Over the last decade, there has been a shift in materials science research from slow individual experiments and computation to the beginnings of accelerated data-driven artificial intelligence (AI) approaches. Yet to achieve the promise of rapid discovery, design, and application of new materials, the development of a new generation workforce trained at the nexus of AI and materials is essential. This National Science Foundation Research Traineeship awarded to Duke University, AI for understanding and designing Materials (aiM), will provide integrated training for both materials and computer scientists, to advance the research and training frontiers of this new convergent field. Students will develop expertise in AI and materials science through a new curriculum bridging disciplines, linked with convergent research, professional skills, and external internships. This NRT will fill a critical gap in the advanced manufacturing workforce, facilitating future on-demand materials development for vital societal applications in flexible electronics, biomedical implants, infrastructure development, and many other areas. A total of 50 PhD students will be trained in the aiM program, 25 of whom will be NRT funded, from degree programs in computer science, data science, statistical science, and all materials disciplines including materials science, physics, chemistry, and all engineering fields with the goal of broadening participation of women and underrepresented minorities by recruiting a diverse group of undergraduates and promoting retention through culturally aligned mentoring and an inclusive climate.

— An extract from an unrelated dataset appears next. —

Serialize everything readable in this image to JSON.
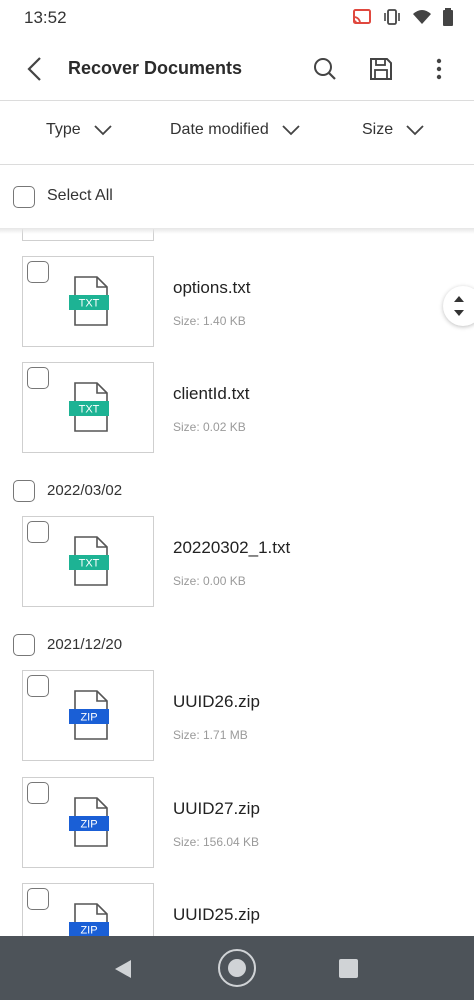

The aiM program will deliver core elements designed to equip trainees with competitive 21st century professional and technical workplace skills. These core elements include: (1) newly developed transdisciplinary courses fusing data and materials science with problem- and project-based learning; (2) experiential learning through real-world application in internships with national lab or industry partners; and (3) professional development through boot camps, workshops, mentoring, outreach opportunities, and industry networking events. Students from both materials and computer-science domains will gain critical in-depth cross-training that integrates knowledge and methods across disciplines and enables development of new frameworks for discovery and innovation. New research frontiers will incorporate computational methods for different material classes, growing materials data warehouses for simulated and experimental data, and development and improvement of AI methods for scientific discovery. This NRT will impact students far beyond Duke through development of parallel open online course modules based on the fundamentals and applications of ?AI for materials? coursework and an annual aiM Challenge in which teams across the world can compete on a common materials data problem.

The NSF Research Traineeship (NRT) Program is designed to encourage the development and implementation of bold, new potentially transformative models for STEM graduate education training. The program is dedicated to effective training of STEM graduate students in high priority interdisciplinary or convergent research areas through comprehensive traineeship models that are innovative, evidence-based, and aligned with changing workforce and research needs.

This award reflects NSF's statutory mission and has been deemed worthy of support through evaluation using the Foundation's intellectual merit and broader impacts review criteria.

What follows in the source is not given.